The logit function can be interpreted as the log of the odds ratio and is very similar to the probit except for values close to 0 or 1.

The three link functions can be interpreted as dose response models, that is \[p(x) = \int_{o}^{x} h(s) \textrm{d}s\]

where \(h(s)\) is the distribution of tolerance to a stimulus. The probit link, which has \(h(s)\) the normal distribution, is commonly used with this interpretation.
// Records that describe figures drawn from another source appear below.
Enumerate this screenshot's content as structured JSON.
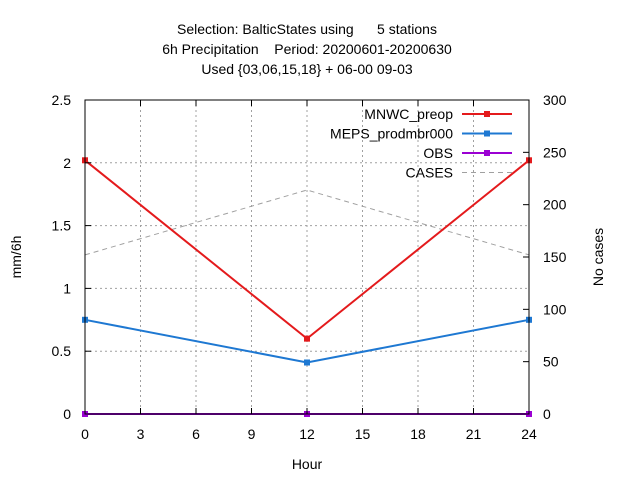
{
  "chart_data": {
    "type": "line",
    "title_lines": [
      "Selection: BalticStates using      5 stations",
      "6h Precipitation    Period: 20200601-20200630",
      "Used {03,06,15,18} + 06-00 09-03"
    ],
    "xlabel": "Hour",
    "ylabel": "mm/6h",
    "y2label": "No cases",
    "xlim": [
      0,
      24
    ],
    "ylim": [
      0,
      2.5
    ],
    "y2lim": [
      0,
      300
    ],
    "xticks": [
      0,
      3,
      6,
      9,
      12,
      15,
      18,
      21,
      24
    ],
    "yticks": [
      0,
      0.5,
      1,
      1.5,
      2,
      2.5
    ],
    "y2ticks": [
      0,
      50,
      100,
      150,
      200,
      250,
      300
    ],
    "ytick_labels": [
      "0",
      "0.5",
      "1",
      "1.5",
      "2",
      "2.5"
    ],
    "grid": true,
    "legend_position": "top-right",
    "x": [
      0,
      12,
      24
    ],
    "series": [
      {
        "name": "MNWC_preop",
        "axis": "y",
        "values": [
          2.02,
          0.6,
          2.02
        ],
        "color": "#e41a1c",
        "style": "solid",
        "marker": "square"
      },
      {
        "name": "MEPS_prodmbr000",
        "axis": "y",
        "values": [
          0.75,
          0.41,
          0.75
        ],
        "color": "#1e78d2",
        "style": "solid",
        "marker": "square"
      },
      {
        "name": "OBS",
        "axis": "y",
        "values": [
          0,
          0,
          0
        ],
        "color": "#9b00d3",
        "style": "solid",
        "marker": "square"
      },
      {
        "name": "CASES",
        "axis": "y2",
        "values": [
          152,
          214,
          152
        ],
        "color": "#a0a0a0",
        "style": "dashed",
        "marker": "none"
      }
    ]
  }
}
Whether the response is a binomial random variable, or whether each trial is treated individually as a binary variable, the maximum likelihood estimates are the same. However the asymptotic inference based on comparing the deviance with a \(\chi^{2}\) distribution requires several observations for each distinct row vector . The deviance of different nested models for binary data may however be compared with an F-test.

5.6 Exercises

  1. In an experiment to judge the effect of background colour on a grader’s assessment of whether an apple is blemished, 400 blemished apples were randomly divided into four groups of 100, and mixed with another 100 unblemished ones. Each group of 200 apples were then assessed against a different background. Results for the correctly identified blemished apples are shown in the table below. Test the hypothesis that background colour has no effect on the proportion graded blemished, using the methods of GLM. Also show how the parameter estimates given by R relate to the proportions in the table.
Background colour Black Blue Green White
% classified as blemished 71 79 80 71

This exercise could be used as an in-class tutorial.
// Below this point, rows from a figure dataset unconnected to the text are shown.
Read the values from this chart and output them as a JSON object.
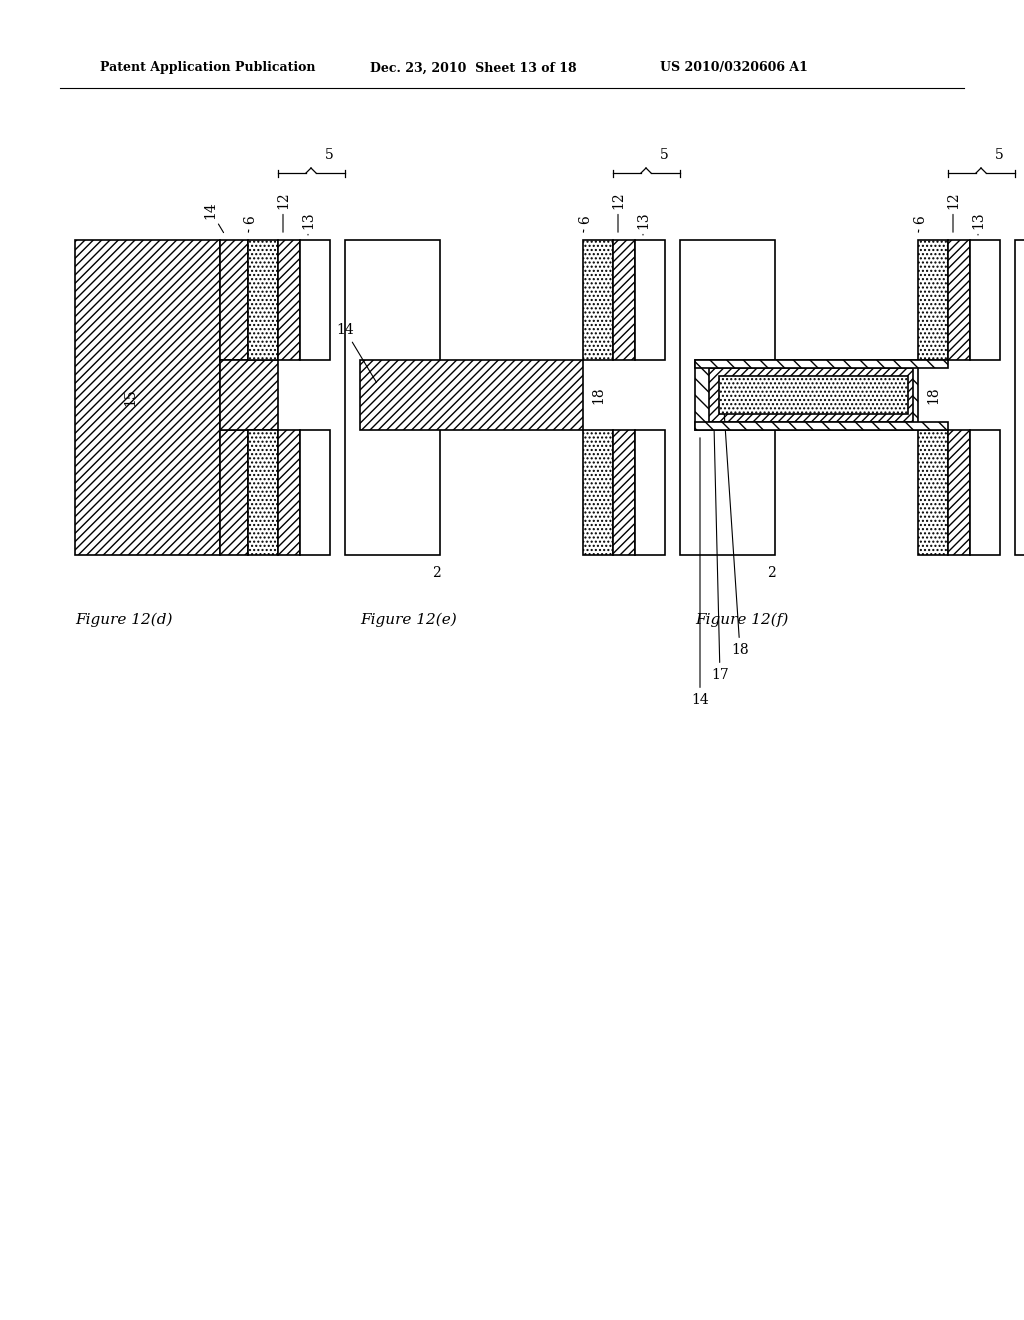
{
  "header_left": "Patent Application Publication",
  "header_mid": "Dec. 23, 2010  Sheet 13 of 18",
  "header_right": "US 2010/0320606 A1",
  "fig_labels": [
    "Figure 12(d)",
    "Figure 12(e)",
    "Figure 12(f)"
  ],
  "bg_color": "#ffffff"
}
  1. The data in the table are the number of embryogenic anthers of the plant species Datura innoxia produced when numbers of anthers were produced under several different conditions. There is one qualitative factor, storage under special conditions or storage under standard conditions, and one quantitative factor, the centrifuging force. In the data given below y is the number of plants which did produce anthers and n is the total number tested at each combination of storage and force.
Storage Centrifuging force
40 150 350
Standard y 55 52 57
n 102 99 108
Special y 55 50 50
n 76 81 90

Fit a logistic model to these data. Consider whether there is an interaction between storage and centrifuging force and whether the effect of force is linear on a logistic scale. Write a report on the analysis for the benefit of a biologist, explaining what the coefficients mean with the logit link.

This exercise could be used as an in-class tutorial.
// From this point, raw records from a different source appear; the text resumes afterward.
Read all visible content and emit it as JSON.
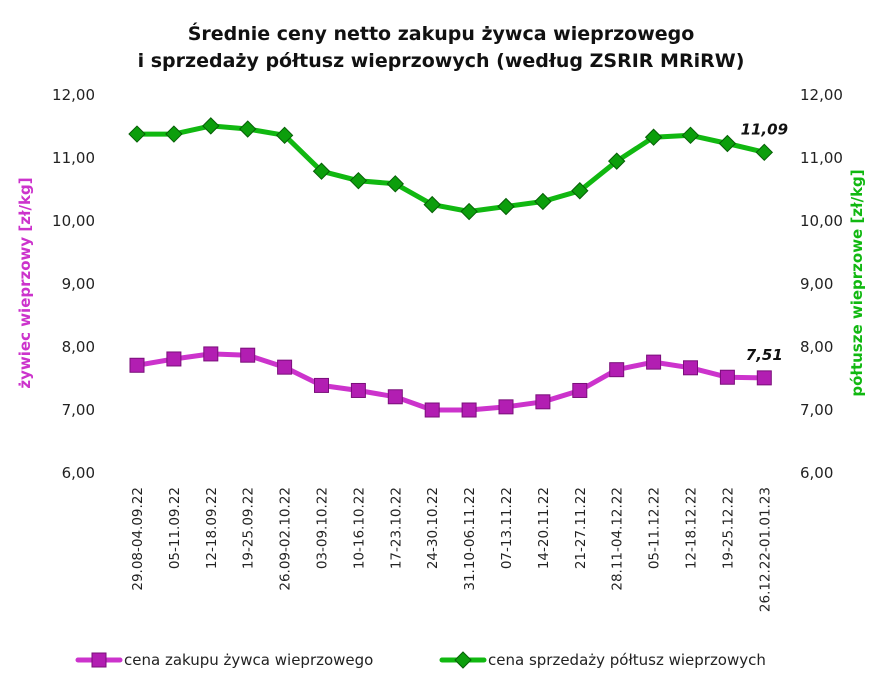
{
  "chart_data": {
    "type": "line",
    "title_line1": "Średnie ceny netto zakupu żywca wieprzowego",
    "title_line2": "i sprzedaży półtusz wieprzowych (według ZSRIR MRiRW)",
    "ylabel_left": "żywiec wieprzowy [zł/kg]",
    "ylabel_right": "półtusze wieprzowe [zł/kg]",
    "ylim": [
      6,
      12
    ],
    "yticks": [
      "6,00",
      "7,00",
      "8,00",
      "9,00",
      "10,00",
      "11,00",
      "12,00"
    ],
    "grid": false,
    "legend_position": "bottom",
    "categories": [
      "29.08-04.09.22",
      "05-11.09.22",
      "12-18.09.22",
      "19-25.09.22",
      "26.09-02.10.22",
      "03-09.10.22",
      "10-16.10.22",
      "17-23.10.22",
      "24-30.10.22",
      "31.10-06.11.22",
      "07-13.11.22",
      "14-20.11.22",
      "21-27.11.22",
      "28.11-04.12.22",
      "05-11.12.22",
      "12-18.12.22",
      "19-25.12.22",
      "26.12.22-01.01.23"
    ],
    "series": [
      {
        "name": "cena zakupu żywca wieprzowego",
        "axis": "left",
        "color": "#cc33cc",
        "marker": "square",
        "values": [
          7.71,
          7.81,
          7.89,
          7.87,
          7.68,
          7.39,
          7.31,
          7.21,
          7.0,
          7.0,
          7.05,
          7.13,
          7.31,
          7.64,
          7.76,
          7.67,
          7.52,
          7.51
        ],
        "last_label": "7,51"
      },
      {
        "name": "cena sprzedaży półtusz wieprzowych",
        "axis": "right",
        "color": "#11b811",
        "marker": "diamond",
        "values": [
          11.38,
          11.38,
          11.51,
          11.46,
          11.36,
          10.79,
          10.64,
          10.59,
          10.26,
          10.15,
          10.23,
          10.31,
          10.48,
          10.95,
          11.33,
          11.36,
          11.23,
          11.09
        ],
        "last_label": "11,09"
      }
    ]
  }
}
  1. Revisit the Beetle mortality data. Investigate the prediction intervals that arise through use of different link functions.

This exercise could be used as an in-class tutorial.

References

Chambers, John M., and Trevor J. Hastie. 1992. Statistical Models in s. Pacific Grove, California: Wadsworth.
McCullagh, P., and J. A. Nelder. 1989. Generalized Linear Models. Second. London: Chapman; Hall.